A view shows the entrance to a Russian branch of the Jewish Agency for Israel, in Moscow, Russia July 21, 2022. REUTERS/Evgenia Novozhenina
The closure of the Jewish Agency’s operations in Russia would be a “serious event” straining diplomatic relations between Jerusalem and Moscow, Israel’s Prime Minister Yair Lapid cautioned on Sunday.
Speaking at a discussion with top ministers about the Jewish Agency’s operations in Russia, Lapid emphasized the importance of ties with Russia, which is home to a significant Jewish population and maintains extensive influence in neighboring Syria.
“The large Jewish community in Russia is important and is brought up in all diplomatic discourse with the administration in Moscow,” Lapid said. “Closing the Jewish Agency offices would be a serious event that would affect relations.”
Lapid announced Thursday that a diplomatic delegation of Israeli officials will be sent to Moscow, as Russian legal authorities are set to discuss the closure of the Jewish Agency’s activities there next week. The decision comes after the Russian Ministry of Justice filed a request to outlaw the Jewish Agency from the state register of legal entities, claiming the organization violated Russian law by allegedly maintaining a database of Russian Jews planning to emigrate to Israel.
Lapid on Sunday instructed the legal delegation to be ready to depart for Moscow following Russian approval for a hearing on the matter. The Israeli delegation will “make every effort to exhaust the legal dialogue alongside advancing the high-level diplomatic dialogue on the issue,” he said.
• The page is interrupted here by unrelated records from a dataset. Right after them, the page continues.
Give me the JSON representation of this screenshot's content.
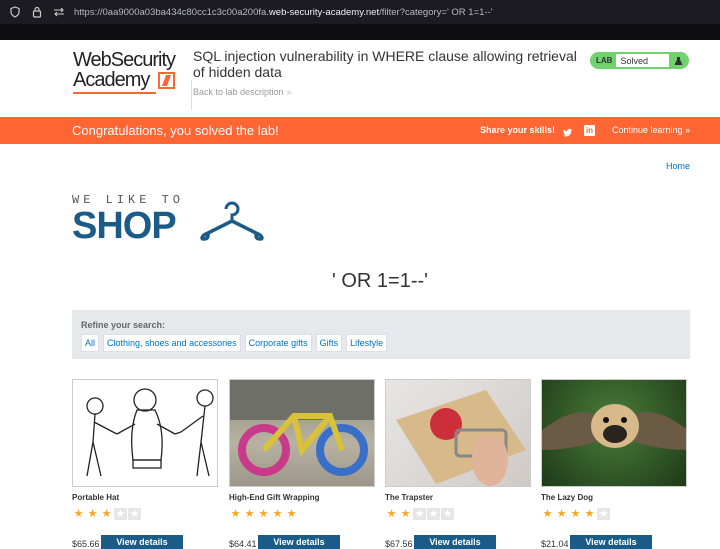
{
  "browser": {
    "url_prefix": "https://0aa9000a03ba434c80cc1c3c00a200fa.",
    "url_domain": "web-security-academy.net",
    "url_rest": "/filter?category=' OR 1=1--'"
  },
  "academy": {
    "logo_line1": "WebSecurity",
    "logo_line2": "Academy",
    "lab_title": "SQL injection vulnerability in WHERE clause allowing retrieval of hidden data",
    "back_link": "Back to lab description",
    "badge_label": "LAB",
    "badge_status": "Solved"
  },
  "banner": {
    "congrats": "Congratulations, you solved the lab!",
    "share": "Share your skills!",
    "continue": "Continue learning"
  },
  "nav": {
    "home": "Home"
  },
  "shop_logo": {
    "tagline": "WE LIKE TO",
    "word": "SHOP"
  },
  "filter": {
    "heading": "' OR 1=1--'",
    "refine_label": "Refine your search:",
    "categories": [
      "All",
      "Clothing, shoes and accessories",
      "Corporate gifts",
      "Gifts",
      "Lifestyle"
    ]
  },
  "colors": {
    "accent_orange": "#ff6633",
    "brand_blue": "#1a5c87",
    "solved_green": "#70d16d"
  },
  "products": [
    {
      "name": "Portable Hat",
      "rating": 3,
      "price": "$65.66",
      "button": "View details"
    },
    {
      "name": "High-End Gift Wrapping",
      "rating": 5,
      "price": "$64.41",
      "button": "View details"
    },
    {
      "name": "The Trapster",
      "rating": 2,
      "price": "$67.56",
      "button": "View details"
    },
    {
      "name": "The Lazy Dog",
      "rating": 4,
      "price": "$21.04",
      "button": "View details"
    }
  ]
}
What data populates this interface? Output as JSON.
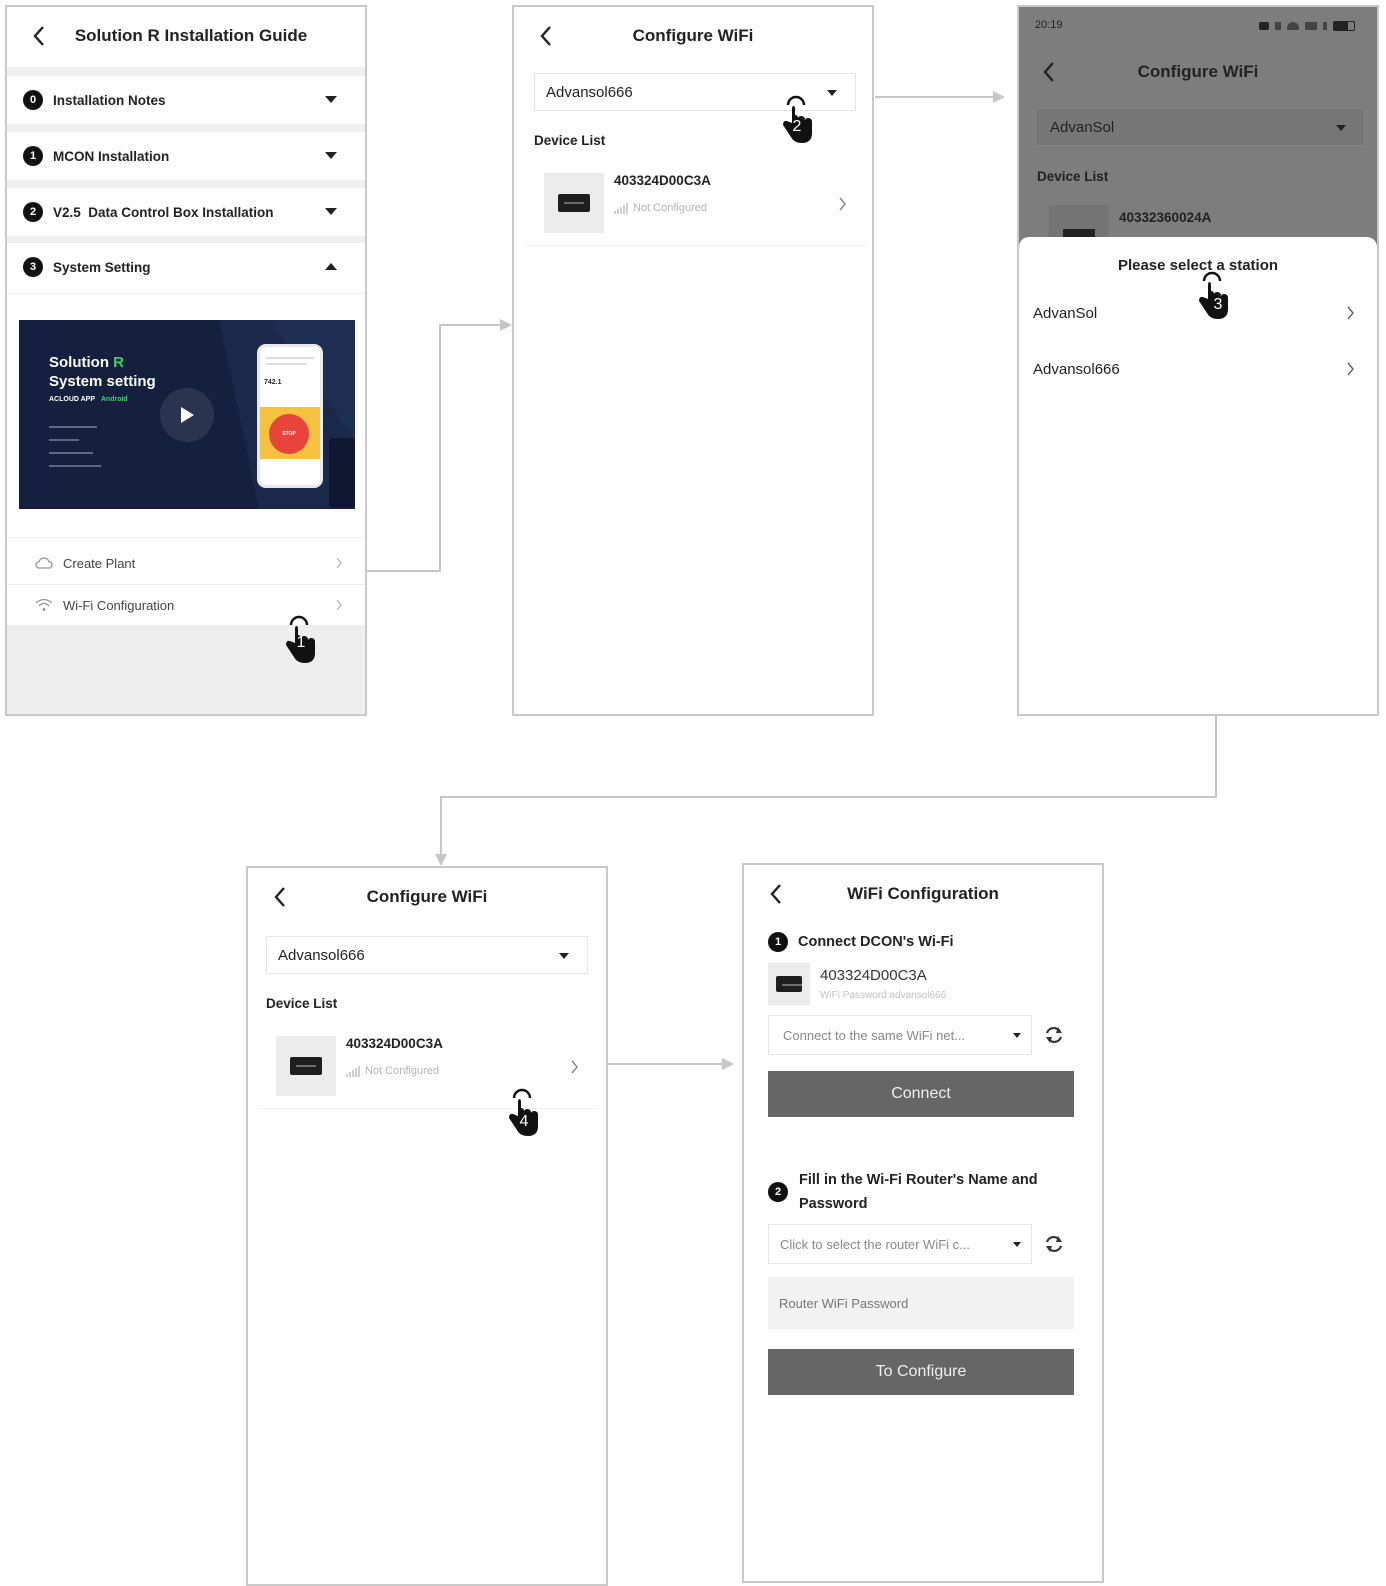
{
  "screen1": {
    "title": "Solution R Installation Guide",
    "accordion": [
      {
        "num": "0",
        "label": "Installation Notes"
      },
      {
        "num": "1",
        "label": "MCON Installation"
      },
      {
        "num": "2",
        "label": "V2.5  Data Control Box Installation"
      },
      {
        "num": "3",
        "label": "System Setting"
      }
    ],
    "video": {
      "title_line1": "Solution",
      "title_accent": "R",
      "title_line2": "System setting",
      "subtitle": "ACLOUD APP",
      "subtitle_accent": "Android",
      "phone_value": "742.1",
      "stop_label": "STOP"
    },
    "menu": [
      {
        "label": "Create Plant"
      },
      {
        "label": "Wi-Fi Configuration"
      }
    ],
    "tap_step": "1"
  },
  "screen2": {
    "title": "Configure WiFi",
    "station": "Advansol666",
    "device_list_label": "Device List",
    "device_id": "403324D00C3A",
    "device_status": "Not Configured",
    "tap_step": "2"
  },
  "screen3": {
    "status_time": "20:19",
    "title": "Configure WiFi",
    "station": "AdvanSol",
    "device_list_label": "Device List",
    "device_id": "40332360024A",
    "sheet_title": "Please select a station",
    "options": [
      {
        "label": "AdvanSol"
      },
      {
        "label": "Advansol666"
      }
    ],
    "tap_step": "3"
  },
  "screen4": {
    "title": "Configure WiFi",
    "station": "Advansol666",
    "device_list_label": "Device List",
    "device_id": "403324D00C3A",
    "device_status": "Not Configured",
    "tap_step": "4"
  },
  "screen5": {
    "title": "WiFi Configuration",
    "step1_num": "1",
    "step1_title": "Connect DCON's Wi-Fi",
    "device_id": "403324D00C3A",
    "wifi_password_text": "WiFi Password:advansol666",
    "wifi_select_placeholder": "Connect to the same WiFi net...",
    "connect_label": "Connect",
    "step2_num": "2",
    "step2_title_line1": "Fill in the Wi-Fi Router's Name and",
    "step2_title_line2": "Password",
    "router_select_placeholder": "Click to select the router WiFi c...",
    "router_password_placeholder": "Router WiFi Password",
    "configure_label": "To Configure"
  },
  "colors": {
    "accent_green": "#3ad06b",
    "stop_red": "#e8443c",
    "stop_yellow": "#f4c23e",
    "video_bg": "#14203e",
    "button_gray": "#666666",
    "overlay_gray": "#7d7d7d"
  }
}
Diaspora Affairs Minister Nachman Shai declared that Russian Jews are not to be held as “hostages,” and that Israel must act to help the community’s some 600,000 members.
“Tomorrow a delegation of Israeli lawyers will leave in an attempt to reach a solution that will not harm the relations of the two countries,” Shai tweeted.
Sunday’s meeting was attended by a group of ministers including Aliyah and Integration Minister Pnina Tamano-Shata, Finance Minister Avigdor Lieberman, and Foreign Ministry Affairs Director General Alon Ushpiz, as well as Jewish Agency Director General Amira Ahronoviz and Yaakov Hagoel, chairman of the World Zionist Organization.
Since the outbreak of war in Ukraine, Israel has sought to back Kyiv and Western allies without jeopardizing its interests in Moscow, which include the wellbeing of Russia’s Jewish community and Israel’s freedom to act militarily against Iran’s presence in Syria.
On Friday, former Jewish Agency Chairman Natan Sharansky urged Russian Jews considering immigration to Israel to do so swiftly.
“In the past days and weeks, Russia, isolated as it is from the free world, strengthened its military and political alliance with Iran and Syria,” the Ukrainian-born, Israeli human rights activist wrote in a Facebook post, alluding to Russian leader Vladimir Putin’s recent diplomatic visit to Tehran. “At the same time, it took steps to stop the operations of the Jewish Agency, the central organization connecting Israel and the Jews of the Diaspora, in its territory.”
Sharansky, who spent years as a prisoner of conscience in the Soviet Union, said Israel should protect its own interests “in ways that don’t rely on relinquishing our moral positions but rather on insisting to uphold them and to join the free world’s fight to stop Russia’s aggression.”
“The Jewish Agency does very important work in Russia, and I hope it will continue to do so,” he stated. “Nevertheless, it behoves us to remember that Israel knew how to fight for immigration even when the Jewish Agency and all Israeli diplomats were barred from Soviet Russia, just as it knew how to defend its security interests successfully even when all the best Soviet weapons were delivered not to us but to our enemies.”